Yu Zhang a , b , c , C. Jake Harris d , Qikun Liu e , f , d , Wanlu Liu d , Israel Ausin e , Yanping Long a , b , c , Lidan Xiao a , b , c , Li Feng a , Xu Chen a , Yubin Xie d , Xinyuan Chen d , Lingyu Zhan d , Suhua Feng d , Jingyi Jessica Li g , Haifeng Wang e , h , 2 , Jixian Zhai a , 2 , Steven E. Jacobsen d , i , 2
16 January 2018
In plants, DNA cytosine methylation plays a central role in diverse cellular functions, from transcriptional regulation to maintenance of genome integrity. Vast numbers of whole-genome bisulphite sequencing (WGBS) datasets have been generated to profile DNA methylation at single-nucleotide resolution, yet computational analyses vary widely among research groups, making it difficult to cross-compare findings. Here we reprocessed hundreds of publicly available Arabidopsis WGBS libraries using a uniform pipeline. We identified high-confidence differentially methylated regions and compared libraries using a hierarchical framework, allowing us to identify relationships between methylation pathways. Furthermore, by using a large number of independent wild-type controls, we effectively filtered out spontaneous methylation changes from those that are biologically meaningful.

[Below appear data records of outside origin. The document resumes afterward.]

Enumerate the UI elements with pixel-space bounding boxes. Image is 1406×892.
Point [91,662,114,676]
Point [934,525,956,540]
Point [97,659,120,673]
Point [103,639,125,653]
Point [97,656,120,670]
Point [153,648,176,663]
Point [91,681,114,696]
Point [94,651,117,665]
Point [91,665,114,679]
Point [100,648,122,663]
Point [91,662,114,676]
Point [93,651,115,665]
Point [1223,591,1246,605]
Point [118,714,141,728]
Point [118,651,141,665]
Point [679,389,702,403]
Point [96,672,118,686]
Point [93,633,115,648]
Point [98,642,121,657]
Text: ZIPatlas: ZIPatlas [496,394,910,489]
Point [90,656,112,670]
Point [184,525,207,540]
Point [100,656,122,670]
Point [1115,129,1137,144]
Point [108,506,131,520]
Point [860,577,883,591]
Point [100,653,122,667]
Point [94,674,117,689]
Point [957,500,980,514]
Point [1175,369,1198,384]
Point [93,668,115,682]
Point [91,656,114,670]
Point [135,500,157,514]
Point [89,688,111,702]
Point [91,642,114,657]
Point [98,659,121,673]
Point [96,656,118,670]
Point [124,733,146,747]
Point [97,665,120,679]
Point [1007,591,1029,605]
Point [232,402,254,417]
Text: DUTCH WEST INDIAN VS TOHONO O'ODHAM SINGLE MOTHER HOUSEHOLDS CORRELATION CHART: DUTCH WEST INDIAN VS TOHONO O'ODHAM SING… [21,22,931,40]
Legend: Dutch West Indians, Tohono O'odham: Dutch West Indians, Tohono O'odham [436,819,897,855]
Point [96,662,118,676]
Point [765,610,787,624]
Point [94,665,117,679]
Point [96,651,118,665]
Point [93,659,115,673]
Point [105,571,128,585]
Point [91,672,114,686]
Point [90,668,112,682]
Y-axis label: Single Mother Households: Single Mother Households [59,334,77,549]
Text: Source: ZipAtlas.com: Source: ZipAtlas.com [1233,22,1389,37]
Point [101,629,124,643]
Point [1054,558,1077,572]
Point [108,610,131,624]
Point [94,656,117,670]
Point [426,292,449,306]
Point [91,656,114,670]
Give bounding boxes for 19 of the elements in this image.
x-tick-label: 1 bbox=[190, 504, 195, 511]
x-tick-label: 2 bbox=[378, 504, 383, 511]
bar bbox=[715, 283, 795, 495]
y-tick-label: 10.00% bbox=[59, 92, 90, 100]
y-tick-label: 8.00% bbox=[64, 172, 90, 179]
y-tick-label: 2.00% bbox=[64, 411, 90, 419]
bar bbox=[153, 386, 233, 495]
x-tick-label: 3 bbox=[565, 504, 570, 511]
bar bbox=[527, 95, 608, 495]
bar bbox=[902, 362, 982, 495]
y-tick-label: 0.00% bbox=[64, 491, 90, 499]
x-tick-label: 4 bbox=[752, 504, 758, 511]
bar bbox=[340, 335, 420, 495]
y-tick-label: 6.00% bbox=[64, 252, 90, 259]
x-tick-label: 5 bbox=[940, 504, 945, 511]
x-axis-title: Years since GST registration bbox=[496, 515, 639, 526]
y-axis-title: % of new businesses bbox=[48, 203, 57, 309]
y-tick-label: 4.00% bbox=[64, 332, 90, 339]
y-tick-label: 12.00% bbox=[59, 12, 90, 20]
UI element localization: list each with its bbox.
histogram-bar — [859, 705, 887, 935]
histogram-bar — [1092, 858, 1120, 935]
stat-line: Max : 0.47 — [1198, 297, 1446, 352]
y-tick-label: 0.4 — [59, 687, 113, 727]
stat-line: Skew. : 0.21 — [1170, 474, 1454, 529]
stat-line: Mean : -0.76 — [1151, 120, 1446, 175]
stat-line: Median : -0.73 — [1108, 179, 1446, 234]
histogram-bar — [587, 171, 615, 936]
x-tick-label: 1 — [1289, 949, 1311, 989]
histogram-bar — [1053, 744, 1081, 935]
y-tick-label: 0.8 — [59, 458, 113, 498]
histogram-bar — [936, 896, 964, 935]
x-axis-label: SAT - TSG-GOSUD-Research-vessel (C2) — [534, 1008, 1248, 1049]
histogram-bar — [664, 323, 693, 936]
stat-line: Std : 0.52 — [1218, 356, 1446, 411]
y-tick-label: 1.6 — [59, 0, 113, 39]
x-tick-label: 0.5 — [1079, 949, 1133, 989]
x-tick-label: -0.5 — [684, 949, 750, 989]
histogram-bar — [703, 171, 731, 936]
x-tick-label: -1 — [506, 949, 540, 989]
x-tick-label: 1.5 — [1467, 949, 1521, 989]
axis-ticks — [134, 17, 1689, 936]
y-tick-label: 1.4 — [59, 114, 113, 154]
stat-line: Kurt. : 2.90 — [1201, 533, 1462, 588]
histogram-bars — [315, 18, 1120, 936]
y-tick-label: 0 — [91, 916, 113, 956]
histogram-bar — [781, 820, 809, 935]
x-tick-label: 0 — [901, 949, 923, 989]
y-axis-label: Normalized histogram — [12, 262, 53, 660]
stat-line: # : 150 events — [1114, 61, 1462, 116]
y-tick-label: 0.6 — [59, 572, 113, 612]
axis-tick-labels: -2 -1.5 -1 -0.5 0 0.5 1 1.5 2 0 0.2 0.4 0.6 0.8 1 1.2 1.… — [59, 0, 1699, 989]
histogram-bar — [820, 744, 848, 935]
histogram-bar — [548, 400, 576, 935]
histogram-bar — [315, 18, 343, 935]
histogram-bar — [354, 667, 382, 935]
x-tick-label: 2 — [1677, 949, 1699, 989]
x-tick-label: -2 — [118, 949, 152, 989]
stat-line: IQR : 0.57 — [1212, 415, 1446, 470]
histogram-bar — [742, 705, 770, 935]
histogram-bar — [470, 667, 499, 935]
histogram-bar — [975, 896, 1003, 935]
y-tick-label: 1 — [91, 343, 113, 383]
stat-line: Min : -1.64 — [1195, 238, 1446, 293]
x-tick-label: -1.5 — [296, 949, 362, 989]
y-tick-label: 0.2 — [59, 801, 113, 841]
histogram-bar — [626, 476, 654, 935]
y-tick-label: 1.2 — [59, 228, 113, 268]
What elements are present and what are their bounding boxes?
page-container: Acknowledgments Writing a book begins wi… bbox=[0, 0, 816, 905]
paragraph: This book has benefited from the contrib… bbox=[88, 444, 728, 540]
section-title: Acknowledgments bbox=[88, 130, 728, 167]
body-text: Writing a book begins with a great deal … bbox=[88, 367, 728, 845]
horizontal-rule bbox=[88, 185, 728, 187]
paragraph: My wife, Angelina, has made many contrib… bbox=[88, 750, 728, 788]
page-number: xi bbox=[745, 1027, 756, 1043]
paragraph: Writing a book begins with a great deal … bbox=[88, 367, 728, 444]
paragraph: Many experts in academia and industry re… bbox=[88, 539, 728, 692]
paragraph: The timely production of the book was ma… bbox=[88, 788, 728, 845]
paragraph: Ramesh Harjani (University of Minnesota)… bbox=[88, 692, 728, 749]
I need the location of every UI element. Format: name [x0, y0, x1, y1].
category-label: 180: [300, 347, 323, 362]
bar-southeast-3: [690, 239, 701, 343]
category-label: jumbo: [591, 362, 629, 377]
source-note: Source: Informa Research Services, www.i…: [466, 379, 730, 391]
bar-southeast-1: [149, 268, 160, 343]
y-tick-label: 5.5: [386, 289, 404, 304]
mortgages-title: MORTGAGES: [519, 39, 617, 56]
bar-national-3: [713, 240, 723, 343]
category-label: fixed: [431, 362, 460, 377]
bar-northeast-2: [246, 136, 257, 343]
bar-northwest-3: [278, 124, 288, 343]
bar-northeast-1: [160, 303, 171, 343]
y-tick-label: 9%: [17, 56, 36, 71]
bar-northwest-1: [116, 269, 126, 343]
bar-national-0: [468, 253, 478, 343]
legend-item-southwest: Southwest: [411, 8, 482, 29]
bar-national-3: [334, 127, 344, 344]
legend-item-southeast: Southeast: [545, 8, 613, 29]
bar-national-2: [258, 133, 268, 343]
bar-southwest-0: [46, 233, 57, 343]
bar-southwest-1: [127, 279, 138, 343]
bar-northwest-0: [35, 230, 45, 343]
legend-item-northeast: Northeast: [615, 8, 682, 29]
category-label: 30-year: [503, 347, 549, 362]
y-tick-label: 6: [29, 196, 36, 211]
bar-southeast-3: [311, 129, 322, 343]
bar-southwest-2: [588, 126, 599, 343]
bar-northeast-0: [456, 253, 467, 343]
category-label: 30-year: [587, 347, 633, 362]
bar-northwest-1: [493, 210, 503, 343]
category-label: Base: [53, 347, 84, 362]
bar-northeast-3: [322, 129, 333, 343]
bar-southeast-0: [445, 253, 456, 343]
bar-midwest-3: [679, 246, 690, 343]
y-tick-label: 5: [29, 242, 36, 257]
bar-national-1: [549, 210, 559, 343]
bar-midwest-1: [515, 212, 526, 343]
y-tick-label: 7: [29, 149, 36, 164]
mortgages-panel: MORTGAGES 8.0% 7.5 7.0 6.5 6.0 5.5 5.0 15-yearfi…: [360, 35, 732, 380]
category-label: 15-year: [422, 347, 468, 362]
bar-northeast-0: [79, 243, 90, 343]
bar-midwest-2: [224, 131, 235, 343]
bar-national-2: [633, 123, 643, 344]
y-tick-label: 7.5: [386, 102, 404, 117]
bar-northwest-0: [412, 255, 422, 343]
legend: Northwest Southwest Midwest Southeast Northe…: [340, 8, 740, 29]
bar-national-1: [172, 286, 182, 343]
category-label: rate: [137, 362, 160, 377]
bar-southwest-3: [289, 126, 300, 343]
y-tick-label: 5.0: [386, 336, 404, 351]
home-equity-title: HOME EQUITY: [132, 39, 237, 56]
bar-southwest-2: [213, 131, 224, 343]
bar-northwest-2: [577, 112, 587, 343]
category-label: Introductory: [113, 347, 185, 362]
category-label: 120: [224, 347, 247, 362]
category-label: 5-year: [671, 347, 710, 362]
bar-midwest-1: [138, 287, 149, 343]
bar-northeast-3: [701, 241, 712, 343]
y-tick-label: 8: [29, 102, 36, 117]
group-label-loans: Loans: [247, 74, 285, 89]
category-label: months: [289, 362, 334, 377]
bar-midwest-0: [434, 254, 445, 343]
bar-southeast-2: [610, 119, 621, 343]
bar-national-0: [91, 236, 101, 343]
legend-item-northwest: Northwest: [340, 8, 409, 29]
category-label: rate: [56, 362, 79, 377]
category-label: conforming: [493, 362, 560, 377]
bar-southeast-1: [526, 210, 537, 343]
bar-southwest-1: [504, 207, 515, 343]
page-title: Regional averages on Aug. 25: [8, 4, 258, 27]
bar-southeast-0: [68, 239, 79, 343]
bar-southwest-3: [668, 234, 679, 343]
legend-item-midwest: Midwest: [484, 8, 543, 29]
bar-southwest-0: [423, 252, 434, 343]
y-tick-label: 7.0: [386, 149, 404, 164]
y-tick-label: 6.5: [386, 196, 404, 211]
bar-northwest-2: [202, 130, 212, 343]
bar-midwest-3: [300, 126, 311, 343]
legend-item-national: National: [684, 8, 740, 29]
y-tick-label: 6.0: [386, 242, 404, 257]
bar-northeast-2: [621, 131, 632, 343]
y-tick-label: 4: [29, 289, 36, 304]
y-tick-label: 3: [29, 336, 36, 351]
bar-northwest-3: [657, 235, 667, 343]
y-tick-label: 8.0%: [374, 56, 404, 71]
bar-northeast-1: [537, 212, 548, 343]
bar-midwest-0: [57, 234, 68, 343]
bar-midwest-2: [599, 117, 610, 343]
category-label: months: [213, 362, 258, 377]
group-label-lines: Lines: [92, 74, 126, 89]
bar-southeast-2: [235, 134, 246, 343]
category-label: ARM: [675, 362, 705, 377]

Genome-wide characterization by next-generation sequencing has greatly improved our understanding of the landscape of epigenetic modifications. Since 2008, whole-genome bisulfite sequencing (WGBS) has become the gold standard for DNA methylation analysis, and a tremendous amount of WGBS data has been generated by the research community. However, the systematic comparison of DNA methylation profiles to identify regulatory mechanisms has yet to be fully explored. Here we reprocessed the raw data of over 500 publicly available Arabidopsis WGBS libraries from various mutant backgrounds, tissue types, and stress treatments and also filtered them based on sequencing depth and efficiency of bisulfite conversion. This enabled us to identify high-confidence differentially methylated regions (hcDMRs) by comparing each test library to over 50 high-quality wild-type controls. We developed statistical and quantitative measurements to analyze the overlapping of DMRs and to cluster libraries based on their effect on DNA methylation. In addition to confirming existing relationships, we revealed unanticipated connections between well-known genes. For instance, MET1 and CMT3 were found to be required for the maintenance of asymmetric CHH methylation at nonoverlapping regions of CMT2 targeted heterochromatin. Our comparative methylome approach has established a framework for extracting biological insights via large-scale comparison of methylomes and can also be adopted for other genomics datasets.